I did some glucose meter checking -- yup, 140-160mg/dl peak range when eating things like unripe banana, raspberries and wild blueberries, cherries, oranges, etc. With meat and veg, I peak around 100-110 and generally spend most of the day under 100, although this requires a lot of fat for calories and puts me into ketosis. With preworkout dates, I get a spike up to 160, followed by a strong urge to not workout very hard (despite BG never really experiencing much of a crash.) Pre-workout carbs effectively ruin my workout before I even start.
It's not realistic for me to hit a hard enough exercise soon enough after eating to make a difference for the spike -- if this is the goal, I can just eat something like cauliflower and artichoke hearts instead of fruit and pop a grape seed extract, then workout when it's comfortable.
When eaten at the end of a fatty / protein-rich / fiber-rich meal consumed leisurely over 30-60m, BG seems to rise for much longer and stay elevated for much longer than just eating an apple on its own, but it's a smoother ride up and down with maybe a slightly attenuated peak. Exercising before a meal and using glucose disposal supplements further attenuates the spike into the 130-150 range. A good 2 hours after a meal, BG is usually down under 100, or at least under 140.
White rice / boiled sweet potato can get me up to the 160-180 realm (briefly.) Interestingly, legumes with fat can supply a ton of carbs with a relatively uneventful rise in BG. I'm not sure if it's wiser for me to eat more legumes (I have concerns about the lectins), ignore these little spikes from fruits / starches (low lectins and higher in polyphenols), or simply stay meat + veg based for the micronutrients and use fats for the calories, where I'm rocking chronically depressed insulin levels 24 / 7 with stable glucose all day every day.

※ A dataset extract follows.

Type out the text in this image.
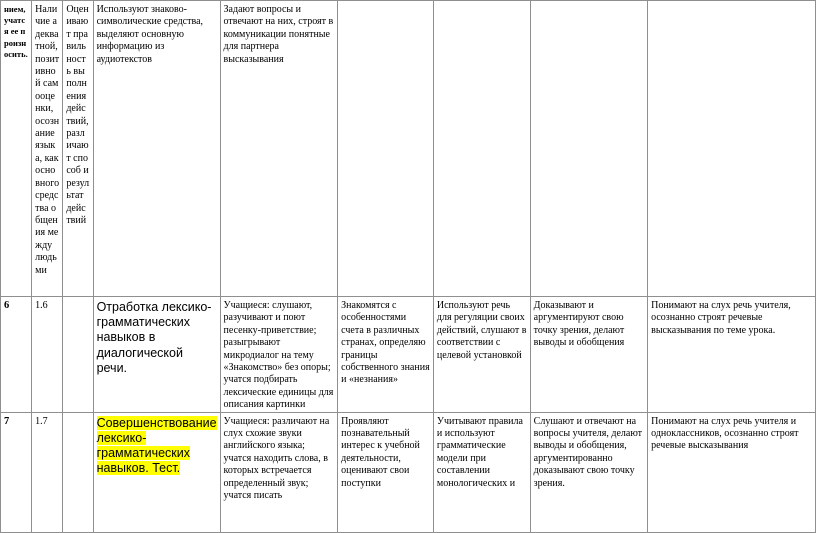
нием, учатся ее произносить.	Наличие адекватной, позитивной самооценки, осознание языка, как основного средства общения между людьми	Оценивают правильность выполнения действий, различают способ и результат действий	Используют знаково-символические средства, выделяют основную информацию из аудиотекстов	Задают вопросы и отвечают на них, строят в коммуникации понятные для партнера высказывания				
6	1.6		Отработка лексико-грамматических навыков в диалогической речи.	Учащиеся: слушают, разучивают и поют песенку-приветствие; разыгрывают микродиалог на тему «Знакомство» без опоры; учатся подбирать лексические единицы для описания картинки	Знакомятся с особенностями счета в различных странах, определяю границы собственного знания и «незнания»	Используют речь для регуляции своих действий, слушают в соответствии с целевой установкой	Доказывают и аргументируют свою точку зрения, делают выводы и обобщения	Понимают на слух речь учителя, осознанно строят речевые высказывания по теме урока.
7	1.7		Совершенствование лексико-грамматических навыков. Тест.	Учащиеся: различают на слух схожие звуки английского языка; учатся находить слова, в которых встречается определенный звук; учатся писать	Проявляют познавательный интерес к учебной деятельности, оценивают свои поступки	Учитывают правила и используют грамматические модели при составлении монологических и	Слушают и отвечают на вопросы учителя, делают выводы и обобщения, аргументированно доказывают свою точку зрения.	Понимают на слух речь учителя и одноклассников, осознанно строят речевые высказывания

My last HOMA-IR test measured 0.2 and A1C measured 4.9% (while experimenting with a HFLC diet). I exercise daily (HIIT, compound lifts, sprints, rock climbing) and fast for 14-20hrs a day. While avoiding carbs beyond 30-50g from veg, I do notice better focus, productivity, energy, and mood (although exercise suffers, muscles appear smaller, and hunger / body fat increases.)
I've also read that ketosis dramatically increases glycation via methylgloxal production which is several times more destructive as fructose / glucose, with further complications via lower liver glutathione and higher postprandial lipids / tgs / insulin resistance (which can lead to higher fasting BG and higher spikes for otherwise low-GI meals, driving up more potential for glycation.) On the other hand, I have noticed that really carby meals which hit 160-180, while being horrible for energy / focus, have excellent effects on subsequent workout performance and body composition via insulin signaling / glycogen stores / increased lepton and thyroid hormones.
I'm not quite sure what to make of this n=1 data. For now, I'm on the meat + veg ketogenic bandwagon. But this seems like more of a hack than solution... and if this does increase glycation, that'll be kind of ironic / needlessly masochistic.
Edited by brosci, 09 January 2017 - 08:09 AM.